Country: United Kingdom

City: London

Abstr. due: 10.01.2020

Dates: 06.04.20 — 09.04.20

Area Of Sciences: Pedagogy;

Organizing comittee e-mail:

Organizers: St Mary’s University, Twickenham, London and others


We welcome submissions on the topic of artificial and moral learning, broadly construed. These may include, but are certainly not limited to:

    How can we translate what we know about human moral learning into a machine learning problem?

    What are some principles that can ensure that AI systems are accountable to people?

    How can we make AI systems sufficiently morally generalizable (i.e. have robust behavior in novel ethical situations)?

        Specifically,  given our current awareness of adversarial inputs, what directions can we pursue to ensure reliability of moral AI systems in adversarial situations?
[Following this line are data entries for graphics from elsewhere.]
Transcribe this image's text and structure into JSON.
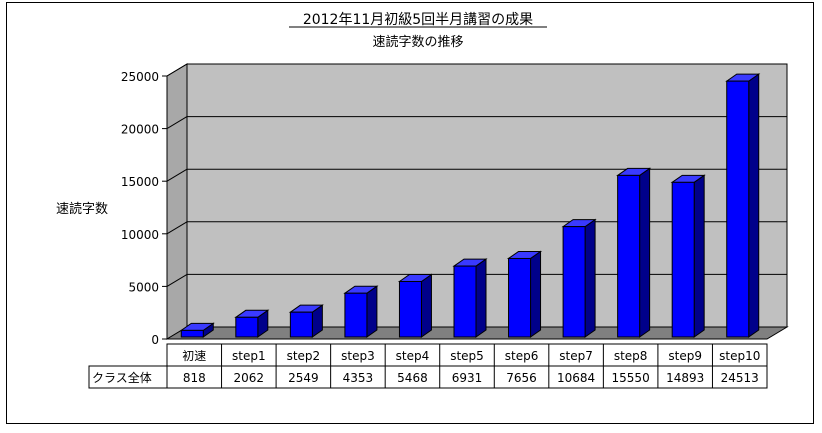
{
  "chart_data": {
    "type": "bar",
    "title": "2012年11月初級5回半月講習の成果",
    "subtitle": "速読字数の推移",
    "ylabel": "速読字数",
    "xlabel": "",
    "ylim": [
      0,
      25000
    ],
    "yticks": [
      0,
      5000,
      10000,
      15000,
      20000,
      25000
    ],
    "categories": [
      "初速",
      "step1",
      "step2",
      "step3",
      "step4",
      "step5",
      "step6",
      "step7",
      "step8",
      "step9",
      "step10"
    ],
    "series": [
      {
        "name": "クラス全体",
        "values": [
          818,
          2062,
          2549,
          4353,
          5468,
          6931,
          7656,
          10684,
          15550,
          14893,
          24513
        ]
      }
    ],
    "colors": {
      "bar_front": "#0000ff",
      "bar_side": "#00008a",
      "bar_top": "#3a3aff",
      "wall": "#c0c0c0",
      "floor": "#808080"
    },
    "grid": true,
    "legend": "data-table"
  }
}
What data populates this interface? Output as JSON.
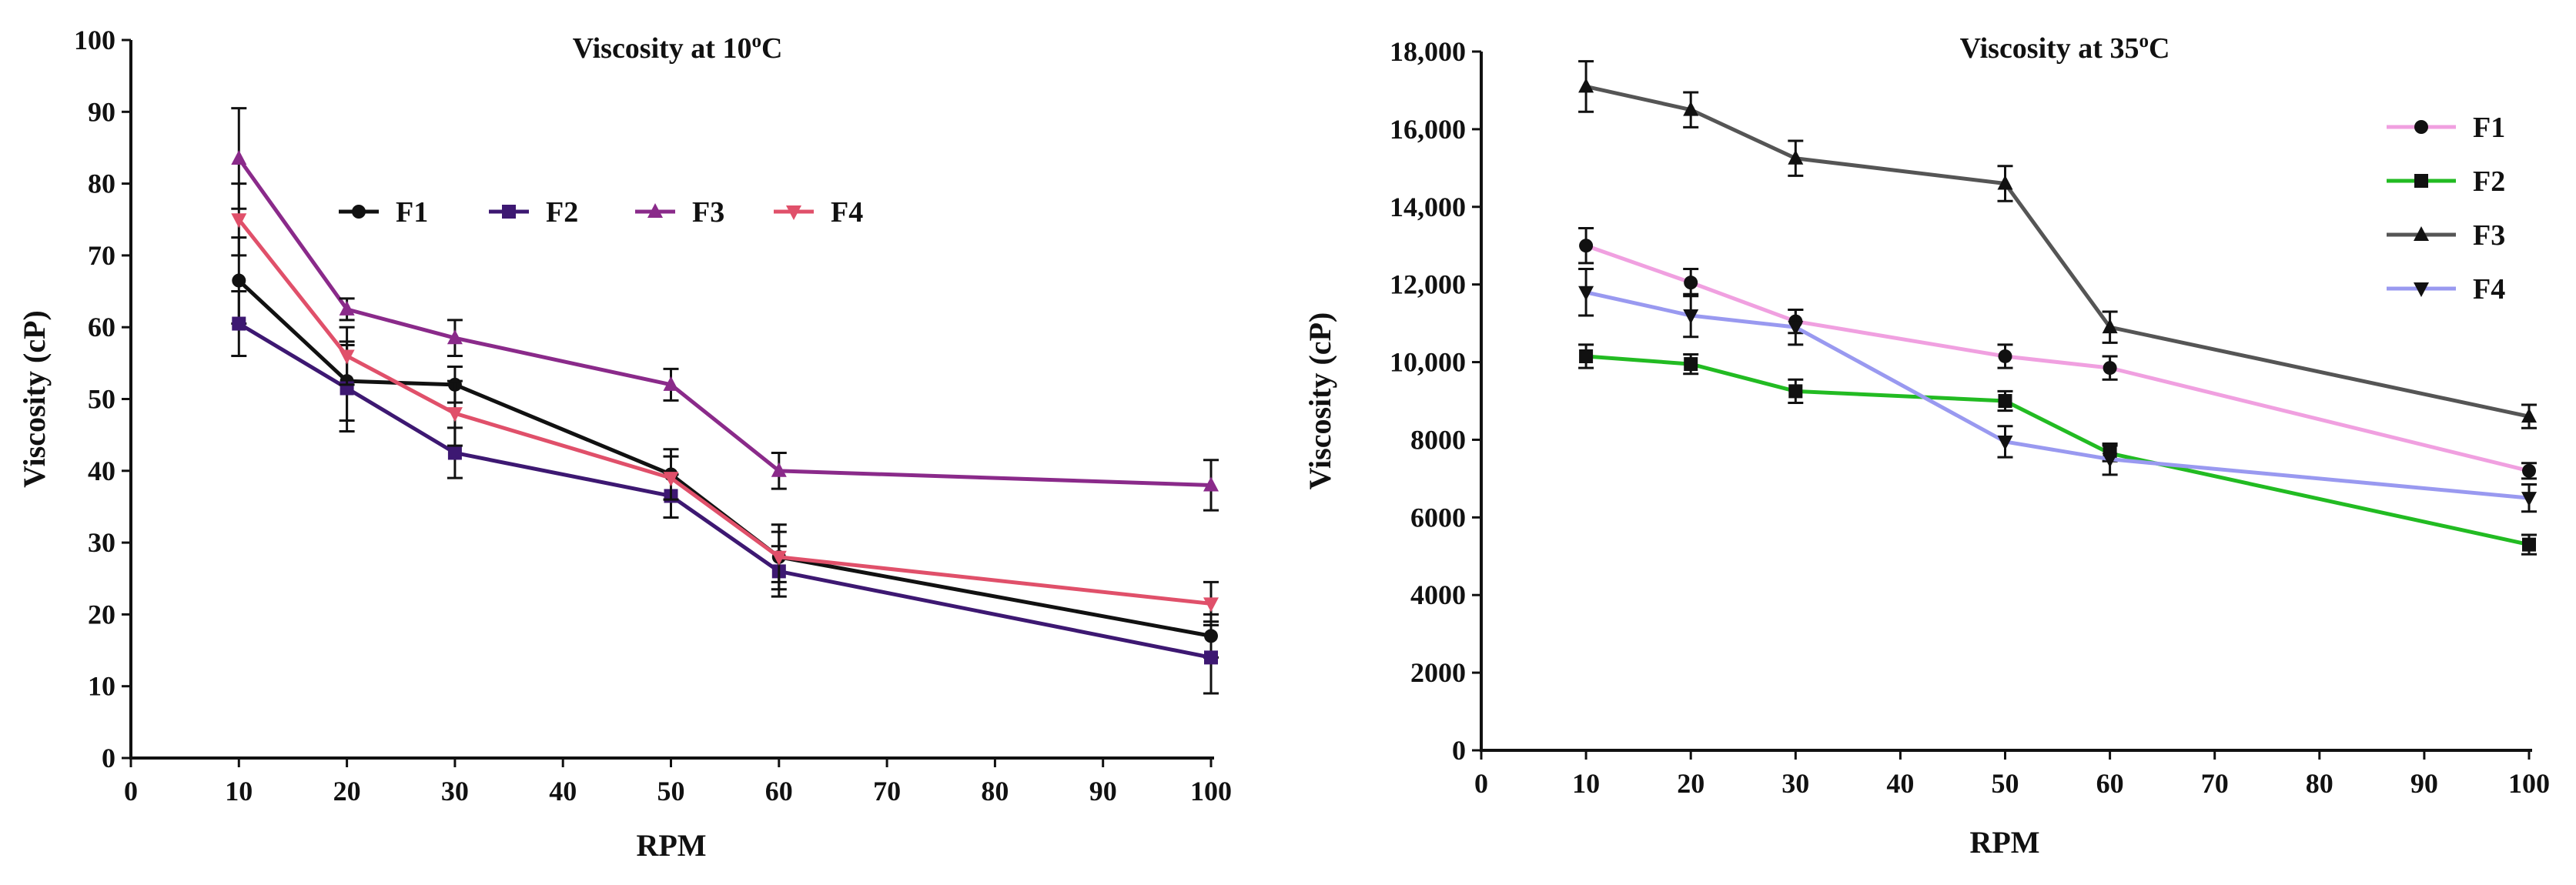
{
  "chart_data": [
    {
      "type": "line",
      "title": "Viscosity at 10",
      "title_degree": "o",
      "title_unit": "C",
      "xlabel": "RPM",
      "ylabel": "Viscosity (cP)",
      "xlim": [
        0,
        100
      ],
      "ylim": [
        0,
        100
      ],
      "xticks": [
        "0",
        "10",
        "20",
        "30",
        "40",
        "50",
        "60",
        "70",
        "80",
        "90",
        "100"
      ],
      "yticks": [
        "0",
        "10",
        "20",
        "30",
        "40",
        "50",
        "60",
        "70",
        "80",
        "90",
        "100"
      ],
      "grid": false,
      "legend_position": "top-center",
      "x": [
        10,
        20,
        30,
        50,
        60,
        100
      ],
      "series": [
        {
          "name": "F1",
          "color": "#111111",
          "marker": "circle",
          "values": [
            66.5,
            52.5,
            52,
            39.5,
            28,
            17
          ],
          "errors": [
            6,
            5.5,
            2.5,
            3.5,
            4.5,
            3
          ]
        },
        {
          "name": "F2",
          "color": "#3d1872",
          "marker": "square",
          "values": [
            60.5,
            51.5,
            42.5,
            36.5,
            26,
            14
          ],
          "errors": [
            4.5,
            6,
            3.5,
            3,
            3.5,
            5
          ]
        },
        {
          "name": "F3",
          "color": "#8a2a8a",
          "marker": "triangle-up",
          "values": [
            83.5,
            62.5,
            58.5,
            52,
            40,
            38
          ],
          "errors": [
            7,
            1.5,
            2.5,
            2.2,
            2.5,
            3.5
          ]
        },
        {
          "name": "F4",
          "color": "#e0506a",
          "marker": "triangle-down",
          "values": [
            75,
            56,
            48,
            39,
            28,
            21.5
          ],
          "errors": [
            5,
            4,
            4.5,
            3,
            3.5,
            3
          ]
        }
      ]
    },
    {
      "type": "line",
      "title": "Viscosity at 35",
      "title_degree": "o",
      "title_unit": "C",
      "xlabel": "RPM",
      "ylabel": "Viscosity (cP)",
      "xlim": [
        0,
        100
      ],
      "ylim": [
        0,
        18000
      ],
      "xticks": [
        "0",
        "10",
        "20",
        "30",
        "40",
        "50",
        "60",
        "70",
        "80",
        "90",
        "100"
      ],
      "yticks": [
        "0",
        "2000",
        "4000",
        "6000",
        "8000",
        "10,000",
        "12,000",
        "14,000",
        "16,000",
        "18,000"
      ],
      "grid": false,
      "legend_position": "top-right",
      "x": [
        10,
        20,
        30,
        50,
        60,
        100
      ],
      "series": [
        {
          "name": "F1",
          "color": "#f0a0e0",
          "marker": "circle",
          "values": [
            13000,
            12050,
            11050,
            10150,
            9850,
            7200
          ],
          "errors": [
            450,
            350,
            300,
            300,
            300,
            200
          ]
        },
        {
          "name": "F2",
          "color": "#22bb22",
          "marker": "square",
          "values": [
            10150,
            9950,
            9250,
            9000,
            7650,
            5300
          ],
          "errors": [
            300,
            250,
            300,
            250,
            200,
            250
          ]
        },
        {
          "name": "F3",
          "color": "#555555",
          "marker": "triangle-up",
          "values": [
            17100,
            16500,
            15250,
            14600,
            10900,
            8600
          ],
          "errors": [
            650,
            450,
            450,
            450,
            400,
            300
          ]
        },
        {
          "name": "F4",
          "color": "#9999f0",
          "marker": "triangle-down",
          "values": [
            11800,
            11200,
            10900,
            7950,
            7500,
            6500
          ],
          "errors": [
            600,
            550,
            450,
            400,
            400,
            350
          ]
        }
      ]
    }
  ]
}
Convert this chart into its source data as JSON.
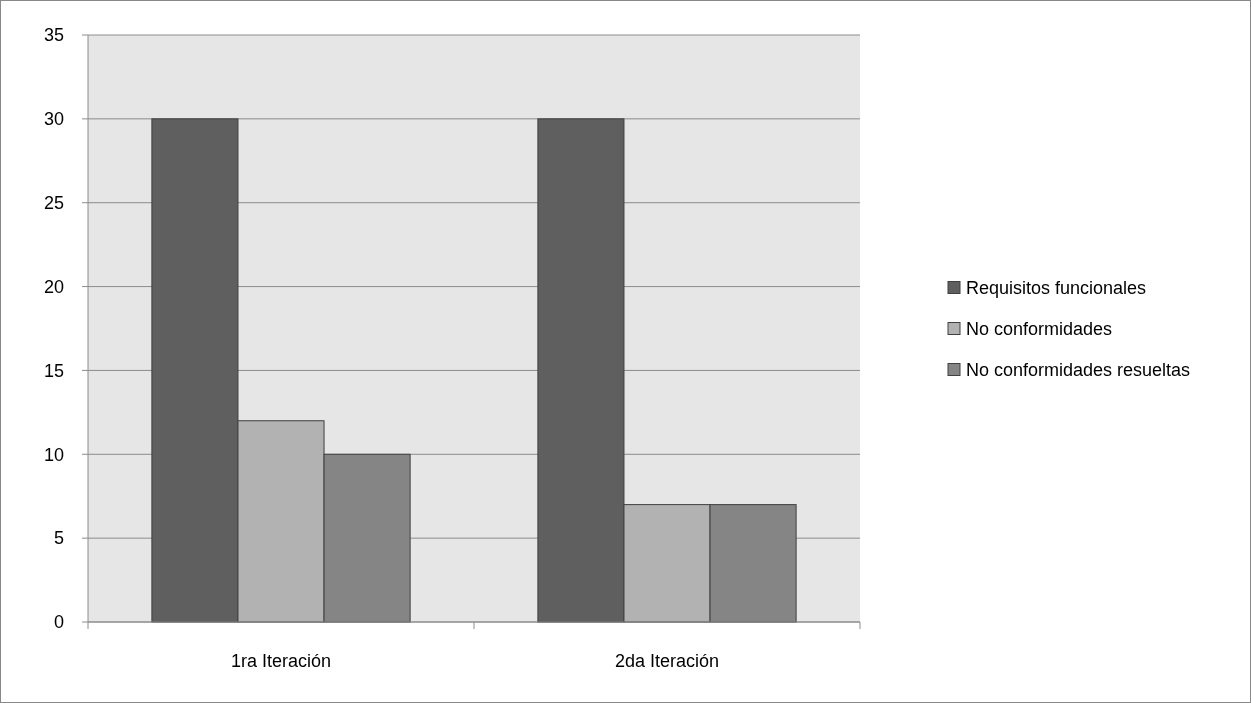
{
  "chart_data": {
    "type": "bar",
    "categories": [
      "1ra Iteración",
      "2da Iteración"
    ],
    "series": [
      {
        "name": "Requisitos funcionales",
        "color": "#5f5f5f",
        "values": [
          30,
          30
        ]
      },
      {
        "name": "No conformidades",
        "color": "#b2b2b2",
        "values": [
          12,
          7
        ]
      },
      {
        "name": "No conformidades resueltas",
        "color": "#858585",
        "values": [
          10,
          7
        ]
      }
    ],
    "ylim": [
      0,
      35
    ],
    "yticks": [
      0,
      5,
      10,
      15,
      20,
      25,
      30,
      35
    ],
    "grid": "y",
    "legend": "right"
  }
}
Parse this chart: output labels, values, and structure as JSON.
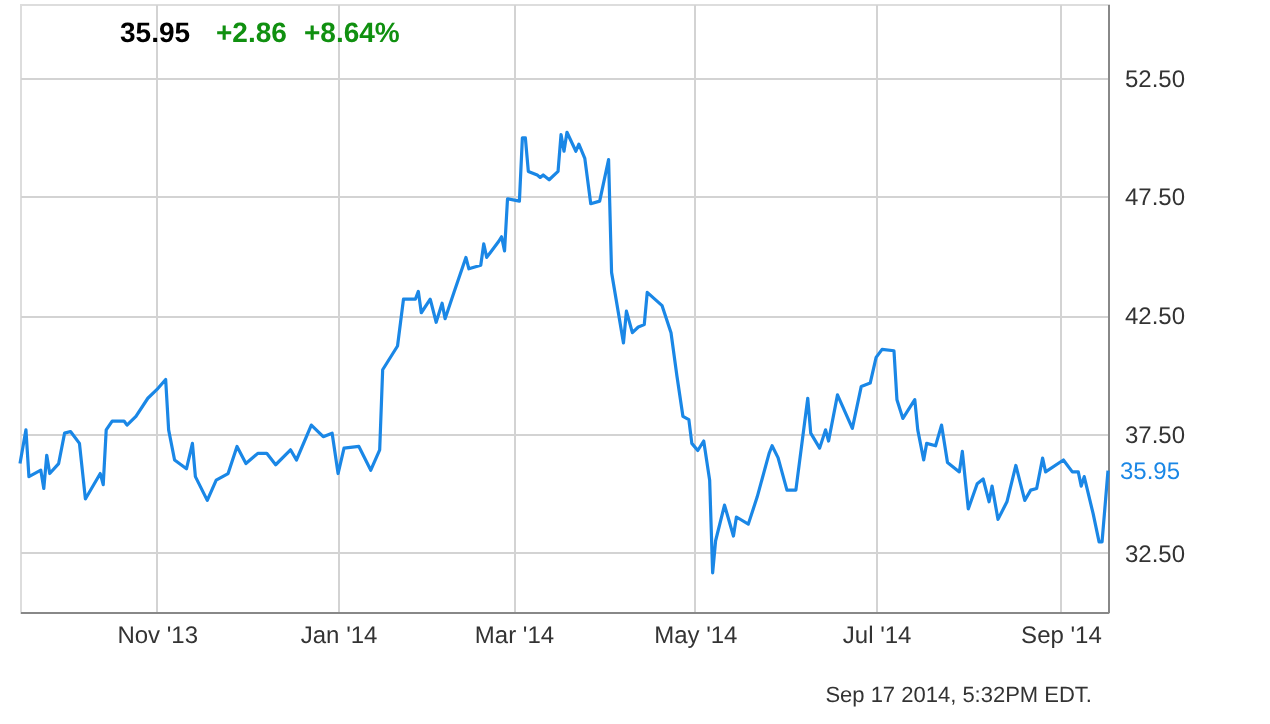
{
  "chart_data": {
    "type": "line",
    "x": [
      "2013-09-16",
      "2013-09-18",
      "2013-09-19",
      "2013-09-23",
      "2013-09-24",
      "2013-09-25",
      "2013-09-26",
      "2013-09-29",
      "2013-10-01",
      "2013-10-03",
      "2013-10-06",
      "2013-10-08",
      "2013-10-13",
      "2013-10-14",
      "2013-10-15",
      "2013-10-17",
      "2013-10-21",
      "2013-10-22",
      "2013-10-25",
      "2013-10-29",
      "2013-11-01",
      "2013-11-04",
      "2013-11-05",
      "2013-11-07",
      "2013-11-11",
      "2013-11-13",
      "2013-11-14",
      "2013-11-18",
      "2013-11-21",
      "2013-11-25",
      "2013-11-28",
      "2013-12-01",
      "2013-12-05",
      "2013-12-08",
      "2013-12-11",
      "2013-12-16",
      "2013-12-18",
      "2013-12-23",
      "2013-12-27",
      "2013-12-30",
      "2014-01-01",
      "2014-01-03",
      "2014-01-08",
      "2014-01-12",
      "2014-01-15",
      "2014-01-16",
      "2014-01-21",
      "2014-01-23",
      "2014-01-27",
      "2014-01-28",
      "2014-01-29",
      "2014-02-01",
      "2014-02-03",
      "2014-02-05",
      "2014-02-06",
      "2014-02-09",
      "2014-02-13",
      "2014-02-14",
      "2014-02-18",
      "2014-02-19",
      "2014-02-20",
      "2014-02-24",
      "2014-02-25",
      "2014-02-26",
      "2014-02-27",
      "2014-03-03",
      "2014-03-04",
      "2014-03-05",
      "2014-03-06",
      "2014-03-09",
      "2014-03-10",
      "2014-03-11",
      "2014-03-13",
      "2014-03-16",
      "2014-03-17",
      "2014-03-18",
      "2014-03-19",
      "2014-03-22",
      "2014-03-23",
      "2014-03-25",
      "2014-03-27",
      "2014-03-30",
      "2014-04-02",
      "2014-04-03",
      "2014-04-07",
      "2014-04-08",
      "2014-04-10",
      "2014-04-12",
      "2014-04-14",
      "2014-04-15",
      "2014-04-20",
      "2014-04-23",
      "2014-04-25",
      "2014-04-27",
      "2014-04-29",
      "2014-04-30",
      "2014-05-02",
      "2014-05-04",
      "2014-05-06",
      "2014-05-07",
      "2014-05-08",
      "2014-05-11",
      "2014-05-14",
      "2014-05-15",
      "2014-05-19",
      "2014-05-22",
      "2014-05-26",
      "2014-05-27",
      "2014-05-29",
      "2014-06-01",
      "2014-06-04",
      "2014-06-08",
      "2014-06-09",
      "2014-06-12",
      "2014-06-14",
      "2014-06-15",
      "2014-06-18",
      "2014-06-23",
      "2014-06-26",
      "2014-06-29",
      "2014-07-01",
      "2014-07-03",
      "2014-07-07",
      "2014-07-08",
      "2014-07-10",
      "2014-07-14",
      "2014-07-15",
      "2014-07-17",
      "2014-07-18",
      "2014-07-21",
      "2014-07-23",
      "2014-07-25",
      "2014-07-29",
      "2014-07-30",
      "2014-08-01",
      "2014-08-04",
      "2014-08-06",
      "2014-08-08",
      "2014-08-09",
      "2014-08-11",
      "2014-08-14",
      "2014-08-17",
      "2014-08-20",
      "2014-08-22",
      "2014-08-24",
      "2014-08-26",
      "2014-08-27",
      "2014-09-02",
      "2014-09-05",
      "2014-09-07",
      "2014-09-08",
      "2014-09-09",
      "2014-09-12",
      "2014-09-14",
      "2014-09-15",
      "2014-09-17"
    ],
    "series": [
      {
        "color": "#1a87e6",
        "values": [
          36.25,
          37.67,
          35.7,
          35.97,
          35.2,
          36.6,
          35.83,
          36.25,
          37.53,
          37.6,
          37.1,
          34.76,
          35.83,
          35.36,
          37.67,
          38.04,
          38.04,
          37.87,
          38.24,
          39.0,
          39.36,
          39.79,
          37.67,
          36.4,
          36.03,
          37.1,
          35.7,
          34.7,
          35.55,
          35.83,
          36.97,
          36.25,
          36.68,
          36.68,
          36.2,
          36.83,
          36.4,
          37.87,
          37.38,
          37.53,
          35.83,
          36.9,
          36.97,
          35.97,
          36.83,
          40.2,
          41.2,
          43.17,
          43.17,
          43.5,
          42.6,
          43.17,
          42.2,
          43.0,
          42.35,
          43.46,
          44.93,
          44.45,
          44.6,
          45.5,
          44.93,
          45.6,
          45.8,
          45.2,
          47.4,
          47.3,
          49.96,
          49.96,
          48.55,
          48.4,
          48.3,
          48.4,
          48.2,
          48.55,
          50.1,
          49.4,
          50.2,
          49.4,
          49.7,
          49.1,
          47.19,
          47.3,
          49.05,
          44.3,
          41.33,
          42.67,
          41.76,
          42.0,
          42.1,
          43.46,
          42.9,
          41.76,
          39.93,
          38.24,
          38.1,
          37.1,
          36.8,
          37.2,
          35.55,
          31.65,
          33.0,
          34.5,
          33.2,
          34.0,
          33.7,
          34.85,
          36.68,
          37.0,
          36.5,
          35.13,
          35.13,
          39.0,
          37.53,
          36.9,
          37.67,
          37.2,
          39.14,
          37.73,
          39.5,
          39.64,
          40.72,
          41.06,
          41.0,
          38.94,
          38.15,
          38.94,
          37.67,
          36.4,
          37.1,
          37.0,
          37.87,
          36.3,
          35.9,
          36.76,
          34.34,
          35.4,
          35.6,
          34.64,
          35.3,
          33.9,
          34.64,
          36.17,
          34.7,
          35.13,
          35.2,
          36.48,
          35.9,
          36.4,
          35.9,
          35.9,
          35.3,
          35.7,
          34.14,
          32.95,
          32.95,
          35.95
        ]
      }
    ],
    "xlim": [
      "2013-09-16",
      "2014-09-17"
    ],
    "xticks": [
      {
        "value": "2013-11-01",
        "label": "Nov '13"
      },
      {
        "value": "2014-01-01",
        "label": "Jan '14"
      },
      {
        "value": "2014-03-01",
        "label": "Mar '14"
      },
      {
        "value": "2014-05-01",
        "label": "May '14"
      },
      {
        "value": "2014-07-01",
        "label": "Jul '14"
      },
      {
        "value": "2014-09-01",
        "label": "Sep '14"
      }
    ],
    "ylim": [
      30.0,
      55.6
    ],
    "yticks": [
      {
        "value": 32.5,
        "label": "32.50"
      },
      {
        "value": 37.5,
        "label": "37.50"
      },
      {
        "value": 42.5,
        "label": "42.50"
      },
      {
        "value": 47.5,
        "label": "47.50"
      },
      {
        "value": 52.5,
        "label": "52.50"
      }
    ],
    "grid": true,
    "annotations": [
      "35.95",
      "+2.86",
      "+8.64%",
      {
        "text": "35.95",
        "x": "2014-09-17",
        "y": 35.95
      },
      "Sep 17 2014, 5:32PM EDT."
    ]
  }
}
    How can we extend to the moral landscape current efforts in making machine learning systems’ behavior intelligible to humans (e.g. visualization of image recognition neural network layers, saliency maps)?

    In different moral frameworks, there are different conceptions of moral agency. What directions does interpretation of AI systems as moral agents point to regarding the development of moral learning?

    Reinforcement learning seems like a promising venue for moral learning. What bottlenecks exist and how can they be overcome in this approach?

    Can an AI systems develop character virtues? What would that look like?

    How can we develop systems that can explore their own space of uncertainty and generate “questions” that can be answered by a human “moral trainer”?

    Is it possible and what would it mean to create AI systems that are morally superior to humans?